As is the filmmaker’s trademark, none other than Shyamalan himself cameos as the resort driver who takes our protagonists to the apparently idyllic beach in the first place.
Initially, this appears to be another sly in-joke, playing with our expectations of everything to come while also referencing the filmmaker’s inherent responsibility in causing so much fictional pain and suffering to his own characters. After all, Shyamalan’s clueless driver doesn’t even bother to help the group carry their belongings to the actual beach! He abruptly and amusingly leaves them within walking distance of the supposed paradise, with a parting promise of returning to pick them up either when they call or at the end of the day.
Because this is a horror movie, we, as knowledgeable viewers, already know that neither of those things will end up happening. But for those living in the moment who may not even be aware of the director cameo, this is just another turn of the screw.
Casting the Villain
What starts as a meta wink and nod at genre trappings eventually turns into something else entirely. Trent (alternately played by Nolan River at age 6, Luca Faustino Rodriguez at 11, Alex Wolff at 15, and Emun Elliott as an adult) is the first to notice that the beachgoers seem to be under constant surveillance. Though these hints are somewhat overplayed at the expense of tension, we soon get a far-off glimpse of what appears to be Shyamalan’s unnamed driver watching the nightmares unfolding from a clifftop.
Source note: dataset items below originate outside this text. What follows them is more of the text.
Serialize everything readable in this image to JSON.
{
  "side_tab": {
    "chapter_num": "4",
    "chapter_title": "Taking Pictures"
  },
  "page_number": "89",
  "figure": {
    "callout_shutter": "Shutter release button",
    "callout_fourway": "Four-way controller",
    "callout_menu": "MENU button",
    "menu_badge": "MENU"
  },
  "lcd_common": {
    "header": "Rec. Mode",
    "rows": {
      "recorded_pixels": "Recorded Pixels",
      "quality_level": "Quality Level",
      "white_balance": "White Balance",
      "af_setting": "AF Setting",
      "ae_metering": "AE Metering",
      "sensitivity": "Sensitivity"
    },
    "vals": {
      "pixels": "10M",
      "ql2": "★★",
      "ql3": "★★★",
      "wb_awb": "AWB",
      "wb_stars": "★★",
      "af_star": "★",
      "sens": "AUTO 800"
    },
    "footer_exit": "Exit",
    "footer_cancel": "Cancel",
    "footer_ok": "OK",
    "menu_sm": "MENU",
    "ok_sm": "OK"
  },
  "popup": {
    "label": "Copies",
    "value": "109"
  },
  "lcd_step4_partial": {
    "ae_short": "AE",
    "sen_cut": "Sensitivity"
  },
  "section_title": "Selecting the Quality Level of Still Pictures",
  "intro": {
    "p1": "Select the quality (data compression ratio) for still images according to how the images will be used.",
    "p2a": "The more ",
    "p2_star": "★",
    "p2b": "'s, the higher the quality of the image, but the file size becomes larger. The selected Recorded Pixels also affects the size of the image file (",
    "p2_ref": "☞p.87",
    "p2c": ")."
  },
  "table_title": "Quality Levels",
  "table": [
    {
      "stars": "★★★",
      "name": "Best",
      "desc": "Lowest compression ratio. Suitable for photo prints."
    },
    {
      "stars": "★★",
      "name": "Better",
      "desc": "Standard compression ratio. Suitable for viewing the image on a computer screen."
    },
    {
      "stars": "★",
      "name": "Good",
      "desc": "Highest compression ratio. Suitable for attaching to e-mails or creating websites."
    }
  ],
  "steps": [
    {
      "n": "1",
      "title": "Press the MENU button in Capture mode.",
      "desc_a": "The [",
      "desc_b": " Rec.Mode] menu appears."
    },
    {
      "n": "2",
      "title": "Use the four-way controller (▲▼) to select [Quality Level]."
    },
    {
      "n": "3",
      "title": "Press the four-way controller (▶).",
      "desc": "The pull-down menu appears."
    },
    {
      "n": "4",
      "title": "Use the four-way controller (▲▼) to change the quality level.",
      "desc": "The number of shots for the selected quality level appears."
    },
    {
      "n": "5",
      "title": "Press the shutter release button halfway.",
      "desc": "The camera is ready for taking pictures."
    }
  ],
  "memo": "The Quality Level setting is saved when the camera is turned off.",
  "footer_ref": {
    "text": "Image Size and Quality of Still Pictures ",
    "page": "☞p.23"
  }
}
From our vantage point, the filmmaker stand-in has gone from inadvertently putting these characters in harm’s way to knowingly standing by and allowing it to happen.
By the time the deaths pile up to almost comical levels and Trent and his sister Maddox (Alexa Swinton aged 11, Thomasin McKenzie age 16, Embeth Davidtz as an adult) are the only ones left, Shyamalan the filmmaker finally allows us to break away from the suffocating perspective of the beach and witness the full extent of Shyamalan the character’s culpability. Armed with fancy-looking field equipment and computer displays, the sinister driver is revealed to have indeed been taking note of everything our poor protagonists have been going through and reporting back on their pitiful deaths. As the now-adult Trent and Maddox desperately attempt to swim away to freedom, Shyamalan impassively watches for signs that the two siblings have drowned and arrogantly assumes that the job is done. In doing so, he officially takes the place of Lady in the Water’s self-satisfied film critic stand-in (played by the always-delightful Bob Balaban) who caused so many problems in that previous movie.
But in one last ironic turn, Trent and Maddox surviving to blow the whistle on the entire racket means that Shyamalan is the one inadvertently bringing trouble upon the movie’s larger villains. Rather than pointing the blame at others as before, he’s now specifically written it so that he’s now the one responsible.
A final reveal puts Shyamalan’s villain rather low on the chain of command, at least compared to the higher-ups in charge of the resort/shady pharmaceutical company who’ve been using the rapid aging qualities of the beach to perform tests on countless unwitting visitors afflicted with various diseases. As far as reveals go, this was perhaps a little too straightforward for my liking. All things considered, though, his minor appearance and the part he had to play in things certainly feels like a pointed message.
Old is many things: a story adapted by a son wrestling with the aging of his elderly parents; a fun (if frustratingly emotionally distant) horror romp; but above all, it feels like a relatively embattled filmmaker finally throwing his hands up, playing to the crowd, and having a blast while he does it.